You may use the following for a generic way (putting all as into vector):

bool increase(const std::vector<std::size_t>& v, std::vector<std::size_t>& it)
{
    for (std::size_t i = 0, size = it.size(); i != size; ++i) {
        const std::size_t index = size - 1 - i;
        ++it[index];
        if (it[index] > v[index]) {
            it[index] = 0;
        } else {
            return true;
        }
    }
    return false;
}

void iterate(const std::vector<std::size_t>& v)
{
    std::vector<std::size_t> it(v.size(), 0);

    do {
        do_job(it);
    } while (increase(v, it));
}

Live Demo

Upvotes: 1

Cheers and hth. - Alf
Cheers and hth. - Alf

Reputation: 145279

From your example, it seem like you want to count with mixed radix, and your input is the maximum digit value for each position.

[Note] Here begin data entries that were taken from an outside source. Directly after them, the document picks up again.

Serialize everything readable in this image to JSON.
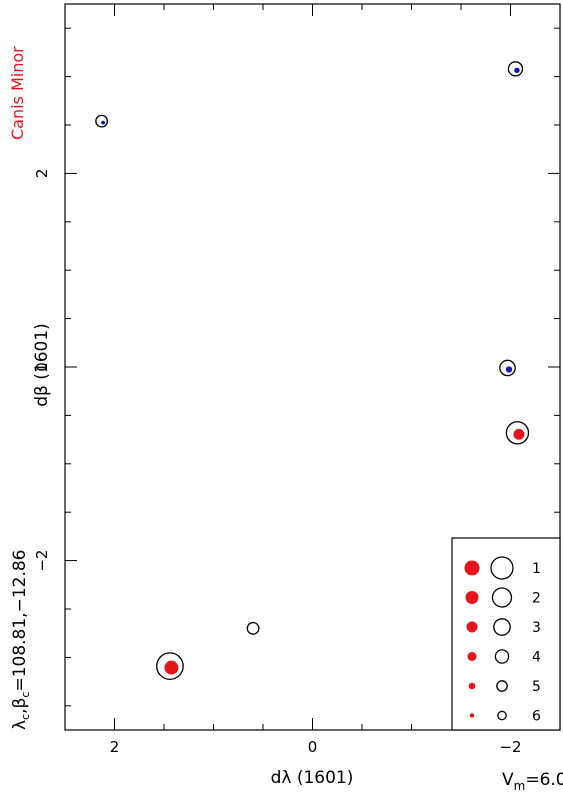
{
  "chart_data": {
    "type": "scatter",
    "constellation": "Canis Minor",
    "xlabel": "dλ (1601)",
    "ylabel": "dβ (1601)",
    "center_label": "λc,βc=108.81,−12.86",
    "center_label_parts": {
      "lam": "λ",
      "c1": "c",
      "sep": ",",
      "beta": "β",
      "c2": "c",
      "values": "=108.81,−12.86"
    },
    "vm_label_parts": {
      "v": "V",
      "sub": "m",
      "value": "=6.0"
    },
    "xlim": [
      2.5,
      -2.5
    ],
    "ylim": [
      -3.75,
      3.75
    ],
    "x_ticks": [
      2,
      0,
      -2
    ],
    "x_tick_labels": [
      "2",
      "0",
      "−2"
    ],
    "y_ticks": [
      2,
      0,
      -2
    ],
    "y_tick_labels": [
      "2",
      "0",
      "−2"
    ],
    "points": [
      {
        "x": 2.13,
        "y": 2.54,
        "mag": 5.6,
        "fill": "#1010c8"
      },
      {
        "x": -2.05,
        "y": 3.08,
        "mag": 5.2,
        "fill": "#1010c8"
      },
      {
        "x": -1.97,
        "y": -0.01,
        "mag": 5.0,
        "fill": "#1010c8"
      },
      {
        "x": -2.07,
        "y": -0.68,
        "mag": 3.9,
        "fill": "#e8141b"
      },
      {
        "x": 1.44,
        "y": -3.09,
        "mag": 3.2,
        "fill": "#e8141b"
      },
      {
        "x": 0.6,
        "y": -2.7,
        "mag": 5.6,
        "fill": "none"
      }
    ],
    "legend": {
      "position": "bottom-right",
      "entries": [
        "1",
        "2",
        "3",
        "4",
        "5",
        "6"
      ]
    },
    "colors": {
      "red": "#e8141b",
      "blue": "#1010c8"
    }
  }
}
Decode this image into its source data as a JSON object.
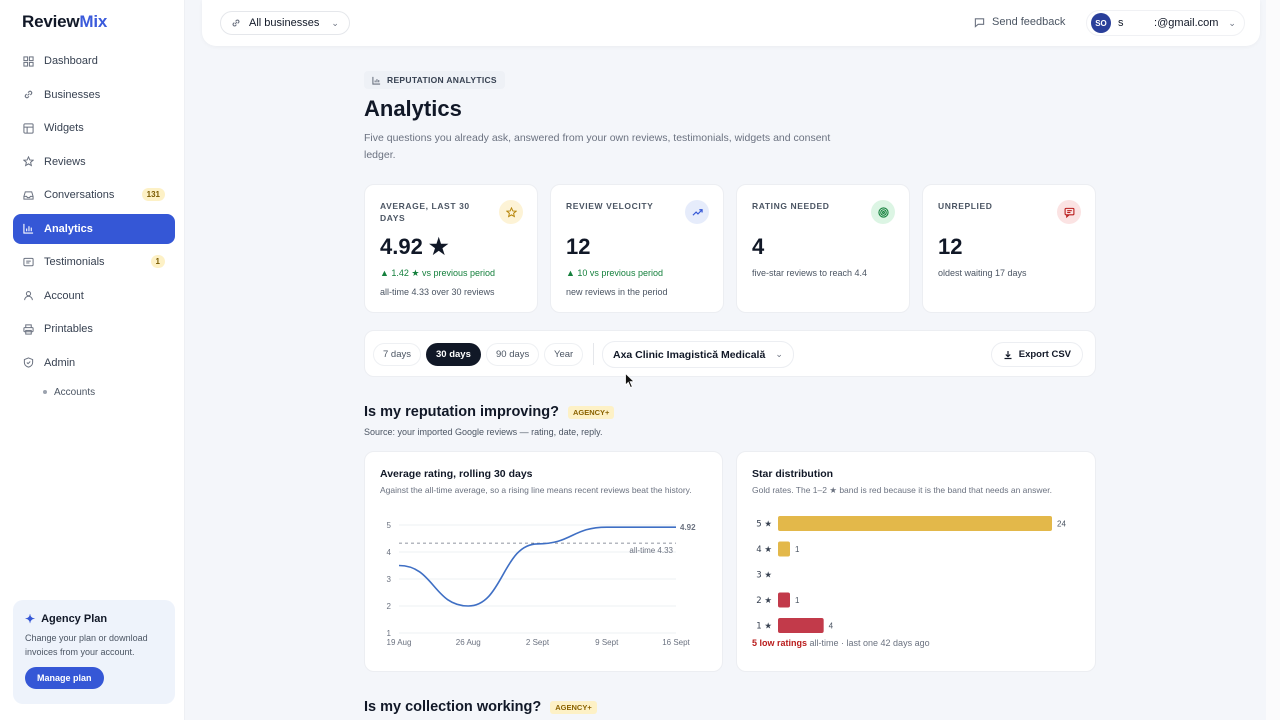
{
  "brand": {
    "part1": "Review",
    "part2": "Mix"
  },
  "sidebar": {
    "items": [
      {
        "label": "Dashboard",
        "icon": "grid-icon"
      },
      {
        "label": "Businesses",
        "icon": "link-icon"
      },
      {
        "label": "Widgets",
        "icon": "layout-icon"
      },
      {
        "label": "Reviews",
        "icon": "star-icon"
      },
      {
        "label": "Conversations",
        "icon": "inbox-icon",
        "badge": "131"
      },
      {
        "label": "Analytics",
        "icon": "bar-chart-icon",
        "active": true
      },
      {
        "label": "Testimonials",
        "icon": "quote-icon",
        "badge": "1"
      },
      {
        "label": "Account",
        "icon": "user-icon"
      },
      {
        "label": "Printables",
        "icon": "printer-icon"
      },
      {
        "label": "Admin",
        "icon": "shield-icon"
      }
    ],
    "sub_items": [
      {
        "label": "Accounts"
      }
    ],
    "plan": {
      "title": "Agency Plan",
      "text": "Change your plan or download invoices from your account.",
      "button": "Manage plan"
    }
  },
  "topbar": {
    "business_select": "All businesses",
    "feedback": "Send feedback",
    "user_initials": "SO",
    "user_email": "s          :@gmail.com"
  },
  "header": {
    "eyebrow": "REPUTATION ANALYTICS",
    "title": "Analytics",
    "description": "Five questions you already ask, answered from your own reviews, testimonials, widgets and consent ledger."
  },
  "kpis": [
    {
      "label": "AVERAGE, LAST 30 DAYS",
      "value": "4.92 ★",
      "trend": "▲ 1.42 ★ vs previous period",
      "sub": "all-time 4.33 over 30 reviews",
      "icon": "star-icon",
      "icon_bg": "#fdf3d6",
      "icon_color": "#b7860b"
    },
    {
      "label": "REVIEW VELOCITY",
      "value": "12",
      "trend": "▲ 10 vs previous period",
      "sub": "new reviews in the period",
      "icon": "trending-up-icon",
      "icon_bg": "#e6ecfb",
      "icon_color": "#3557d6"
    },
    {
      "label": "RATING NEEDED",
      "value": "4",
      "trend": "",
      "sub": "five-star reviews to reach 4.4",
      "icon": "target-icon",
      "icon_bg": "#dcf5e4",
      "icon_color": "#15803d"
    },
    {
      "label": "UNREPLIED",
      "value": "12",
      "trend": "",
      "sub": "oldest waiting 17 days",
      "icon": "message-icon",
      "icon_bg": "#fbe3e3",
      "icon_color": "#b91c1c"
    }
  ],
  "filters": {
    "ranges": [
      "7 days",
      "30 days",
      "90 days",
      "Year"
    ],
    "active_range": "30 days",
    "business": "Axa Clinic Imagistică Medicală",
    "export": "Export CSV"
  },
  "section1": {
    "title": "Is my reputation improving?",
    "tag": "AGENCY+",
    "source": "Source: your imported Google reviews — rating, date, reply."
  },
  "section2": {
    "title": "Is my collection working?",
    "tag": "AGENCY+"
  },
  "rating_card": {
    "title": "Average rating, rolling 30 days",
    "subtitle": "Against the all-time average, so a rising line means recent reviews beat the history."
  },
  "star_card": {
    "title": "Star distribution",
    "subtitle": "Gold rates. The 1–2 ★ band is red because it is the band that needs an answer.",
    "footer_strong": "5 low ratings",
    "footer_rest": " all-time · last one 42 days ago"
  },
  "chart_data": [
    {
      "type": "line",
      "title": "Average rating, rolling 30 days",
      "x": [
        "19 Aug",
        "26 Aug",
        "2 Sept",
        "9 Sept",
        "16 Sept"
      ],
      "points": [
        {
          "x": "19 Aug",
          "y": 3.5
        },
        {
          "x": "26 Aug",
          "y": 2.0
        },
        {
          "x": "2 Sept",
          "y": 4.3
        },
        {
          "x": "9 Sept",
          "y": 4.92
        },
        {
          "x": "16 Sept",
          "y": 4.92
        }
      ],
      "ylim": [
        1,
        5
      ],
      "yticks": [
        1,
        2,
        3,
        4,
        5
      ],
      "end_label": "4.92",
      "reference": {
        "value": 4.33,
        "label": "all-time 4.33"
      },
      "grid": true,
      "color": "#3f6fc4"
    },
    {
      "type": "bar",
      "orientation": "horizontal",
      "title": "Star distribution",
      "categories": [
        "5 ★",
        "4 ★",
        "3 ★",
        "2 ★",
        "1 ★"
      ],
      "values": [
        24,
        1,
        0,
        1,
        4
      ],
      "colors": [
        "#e3b84a",
        "#e3b84a",
        "#e3b84a",
        "#c23a4a",
        "#c23a4a"
      ],
      "xlim": [
        0,
        24
      ]
    }
  ]
}
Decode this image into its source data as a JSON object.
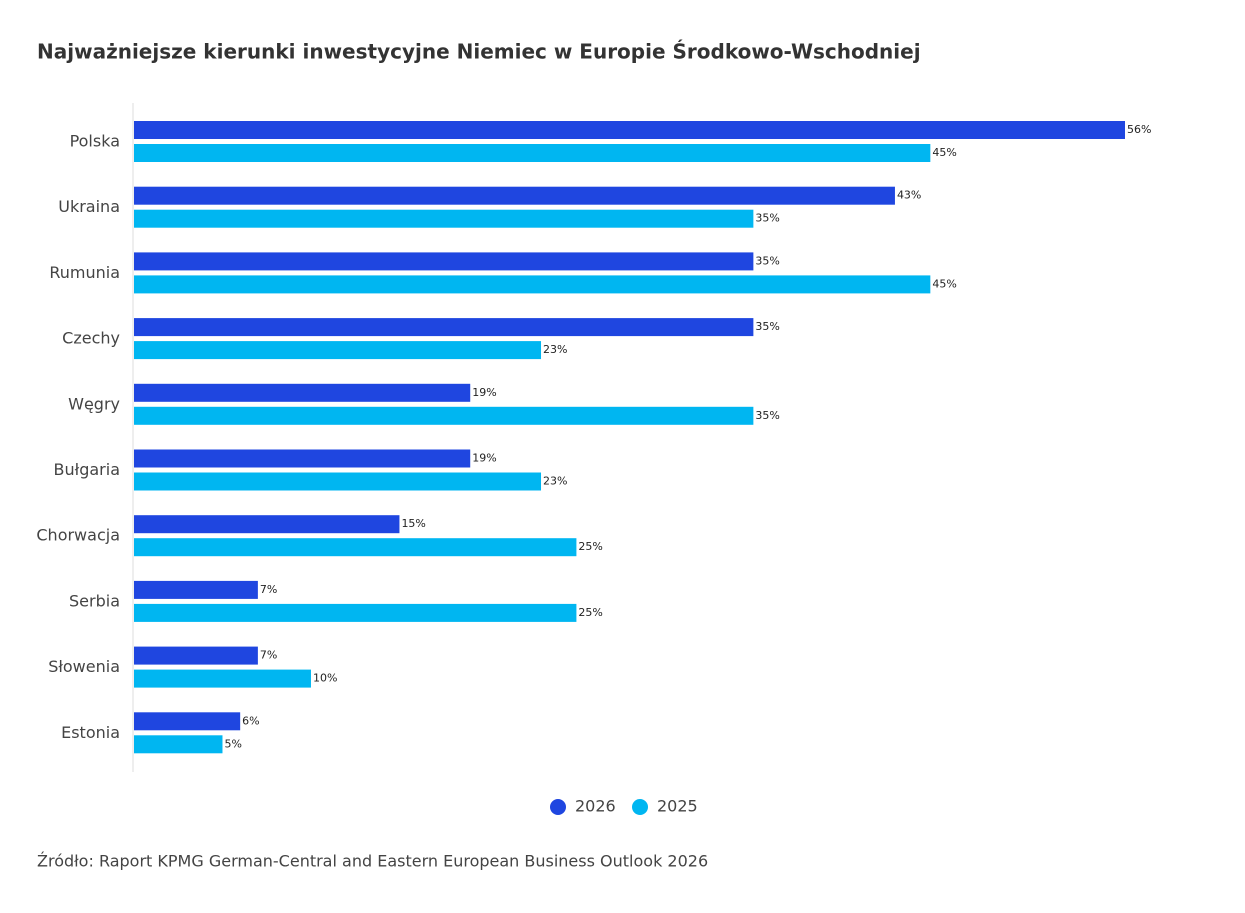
{
  "chart_data": {
    "type": "bar",
    "orientation": "horizontal",
    "title": "Najważniejsze kierunki inwestycyjne Niemiec w Europie Środkowo-Wschodniej",
    "categories": [
      "Polska",
      "Ukraina",
      "Rumunia",
      "Czechy",
      "Węgry",
      "Bułgaria",
      "Chorwacja",
      "Serbia",
      "Słowenia",
      "Estonia"
    ],
    "series": [
      {
        "name": "2026",
        "color": "#1f46e0",
        "values": [
          56,
          43,
          35,
          35,
          19,
          19,
          15,
          7,
          7,
          6
        ],
        "value_labels": [
          "56%",
          "43%",
          "35%",
          "35%",
          "19%",
          "19%",
          "15%",
          "7%",
          "7%",
          "6%"
        ]
      },
      {
        "name": "2025",
        "color": "#00b6f1",
        "values": [
          45,
          35,
          45,
          23,
          35,
          23,
          25,
          25,
          10,
          5
        ],
        "value_labels": [
          "45%",
          "35%",
          "45%",
          "23%",
          "35%",
          "23%",
          "25%",
          "25%",
          "10%",
          "5%"
        ]
      }
    ],
    "source": "Źródło: Raport KPMG German-Central and Eastern European Business Outlook 2026"
  }
}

A simple way is to use arithmetic coding, treating the max digit 0 positions specially. Here's pseudo-code for the case with no 0 max digits:

input radixes
let n_numbers = product_of radixes
for i = 0 to n_numbers-1 inclusive
    let n = i
    for digit_pos = 0 to number-of-radixes-1
        output n mod radix[digit_pos]
        let n = n div radix[digit_pos]
    output newline

I leave the treatment of 0 as max digit in a position, as an exercise. :)


I can't recall any particularly relevant support for this in the C++ standard library. I.e. it's mostly a language-independent question that has nothing to do with C++, nothing to do with permutations, and nothing to do with arrays. Provided my interpretation of it is correct: it would have been better it the problem was described also with words, not just an example.